I use Codex CLI on an Ubuntu server. The quota window is 5 hours, so I trigger a tiny Codex request at 07:30, 12:30, and 17:30 to get three full windows per day. You can use a similar cron job for Claude Code too.
The solution is a small shell script plus a user cron job.
Create the wakeup script
Create the job folder and copy and paste this whole block into the terminal:
mkdir -p ~/project/misc/codex_timely_job
cat > ~/project/misc/codex_timely_job/codex-wakeup.sh <<'EOF'
#!/usr/bin/env bash
JOB_DIR="$HOME/project/misc/codex_timely_job"
LOG="$JOB_DIR/log.txt"
{
echo "===== START $(date '+%Y-%m-%d %H:%M:%S %Z') ====="
cd "$JOB_DIR"
"$HOME/.npm-packages/bin/codex" exec \
--model gpt-5.4-mini \
-c model_reasoning_effort=\"low\" \
--skip-git-repo-check \
--ephemeral \
"hi"
echo "===== END $(date '+%Y-%m-%d %H:%M:%S %Z') ====="
echo
} >> "$LOG" 2>&1
EOF
chmod +x ~/project/misc/codex_timely_job/codex-wakeup.sh
Test it manually
~/project/misc/codex_timely_job/codex-wakeup.sh
tail -n 50 ~/project/misc/codex_timely_job/log.txt
The timestamp is important. Without it, it is hard to tell whether cron actually ran the job.
Example log:
===== START 2026-05-08 17:30:01 EDT =====
...
===== END 2026-05-08 17:30:10 EDT =====
Add the cron job
Open crontab:
crontab -e
Add this line:
30 7,12,17 * * * /home/YOUR_USER/project/misc/codex_timely_job/codex-wakeup.sh
This runs the script at 07:30, 12:30, and 17:30 every day.
Verify
List the installed cron jobs:
crontab -l
Check the server time:
date
Cron uses the server’s timezone, not the laptop timezone.

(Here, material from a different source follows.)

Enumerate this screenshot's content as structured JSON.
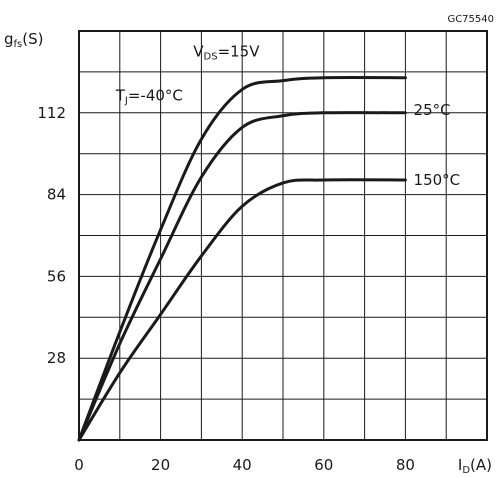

After the next scheduled run, check the log:
tail -n 50 ~/project/misc/codex_timely_job/log.txt
Notes
I first tried model_reasoning_effort="minimal", but it failed because my Codex session had tools attached that were incompatible with minimal effort. Using low worked.
The --ephemeral flag keeps the run lightweight. The prompt is only hi, so the request is intentionally tiny.